British Parliamentary Committee: Celebrities Get Too Many Honors (Report)
LONDON - A report from a British parliamentary committee says too many celebrities and politicians tend to get honored by the Queen when she bestows such titles as knight and dame twice a year.
The Public Administration Select Committee called for a rise in honors for volunteers in the community, the BBC reported. Its report suggested an independent honors commission that would reduce political influence on the process. It called for longer explanations of why someone has been given an honor, for example.
"No-one should be honored for simply "doing the day job," no matter what that job is," the committee, led by chairman and conservative member of parliament Bernard Jenkin, said.
The honors lists focus on "people from all walks of life and all sections of society who have made a difference to their community," according to a British government web site.

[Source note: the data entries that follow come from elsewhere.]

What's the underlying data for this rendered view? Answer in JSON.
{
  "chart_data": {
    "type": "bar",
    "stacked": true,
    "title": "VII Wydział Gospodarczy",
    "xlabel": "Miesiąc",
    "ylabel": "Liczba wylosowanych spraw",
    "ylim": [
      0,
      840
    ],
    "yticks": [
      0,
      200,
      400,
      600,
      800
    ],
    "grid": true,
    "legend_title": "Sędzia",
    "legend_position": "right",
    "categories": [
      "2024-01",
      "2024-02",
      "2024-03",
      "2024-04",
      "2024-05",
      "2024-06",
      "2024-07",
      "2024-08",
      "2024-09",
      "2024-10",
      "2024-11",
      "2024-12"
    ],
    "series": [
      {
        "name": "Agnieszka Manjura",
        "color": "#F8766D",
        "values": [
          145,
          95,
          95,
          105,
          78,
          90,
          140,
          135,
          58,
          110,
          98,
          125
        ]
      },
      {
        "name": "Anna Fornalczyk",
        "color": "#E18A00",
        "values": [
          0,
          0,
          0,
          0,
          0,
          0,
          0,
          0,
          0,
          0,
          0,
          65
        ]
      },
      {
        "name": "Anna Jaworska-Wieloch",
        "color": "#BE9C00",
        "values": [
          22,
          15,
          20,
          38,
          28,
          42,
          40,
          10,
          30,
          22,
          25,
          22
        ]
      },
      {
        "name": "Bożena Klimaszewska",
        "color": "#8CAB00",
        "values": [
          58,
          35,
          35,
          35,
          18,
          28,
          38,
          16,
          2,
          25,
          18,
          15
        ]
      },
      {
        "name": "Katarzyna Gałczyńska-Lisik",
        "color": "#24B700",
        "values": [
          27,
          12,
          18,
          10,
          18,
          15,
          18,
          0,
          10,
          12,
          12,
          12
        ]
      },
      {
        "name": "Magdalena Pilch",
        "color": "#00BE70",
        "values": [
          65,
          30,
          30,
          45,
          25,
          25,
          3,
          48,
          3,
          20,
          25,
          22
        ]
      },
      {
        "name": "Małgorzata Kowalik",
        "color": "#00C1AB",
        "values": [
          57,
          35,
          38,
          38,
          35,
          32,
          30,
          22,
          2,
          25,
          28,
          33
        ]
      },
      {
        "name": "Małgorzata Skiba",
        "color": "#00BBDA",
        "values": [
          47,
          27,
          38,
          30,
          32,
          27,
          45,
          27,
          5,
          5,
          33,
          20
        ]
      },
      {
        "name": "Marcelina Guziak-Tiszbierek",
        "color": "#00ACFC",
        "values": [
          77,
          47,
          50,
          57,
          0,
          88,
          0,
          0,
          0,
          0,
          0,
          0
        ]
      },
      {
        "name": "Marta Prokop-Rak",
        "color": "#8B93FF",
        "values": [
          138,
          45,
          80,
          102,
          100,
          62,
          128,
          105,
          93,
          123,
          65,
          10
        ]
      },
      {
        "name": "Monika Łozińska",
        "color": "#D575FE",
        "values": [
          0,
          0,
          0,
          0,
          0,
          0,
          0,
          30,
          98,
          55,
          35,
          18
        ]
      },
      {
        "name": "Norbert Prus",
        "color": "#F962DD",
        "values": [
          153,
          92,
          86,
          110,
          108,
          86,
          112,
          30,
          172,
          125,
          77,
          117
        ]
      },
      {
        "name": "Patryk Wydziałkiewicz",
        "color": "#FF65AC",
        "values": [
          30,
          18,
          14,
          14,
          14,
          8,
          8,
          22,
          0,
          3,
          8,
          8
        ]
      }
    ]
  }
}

The British government though denied political influence and the dominance of officials and celebrities, according to the BBC. The Cabinet Office said 72 percent of people on the last honors list were people who were involved in charitable or voluntary work.
Kate Winslet, Kenneth Branagh, Take That's Gary Barlow and Josh Berger, president and managing director of Warner Bros. Entertainment U.K., were among the big entertainment industry names making Queen Elizabeth II's latest honors list mid-year.
"The British honors system is one of the oldest in the world. It has evolved over 650 years as the country has found alternative means of recognizing merit, gallantry and service," according to the government web site.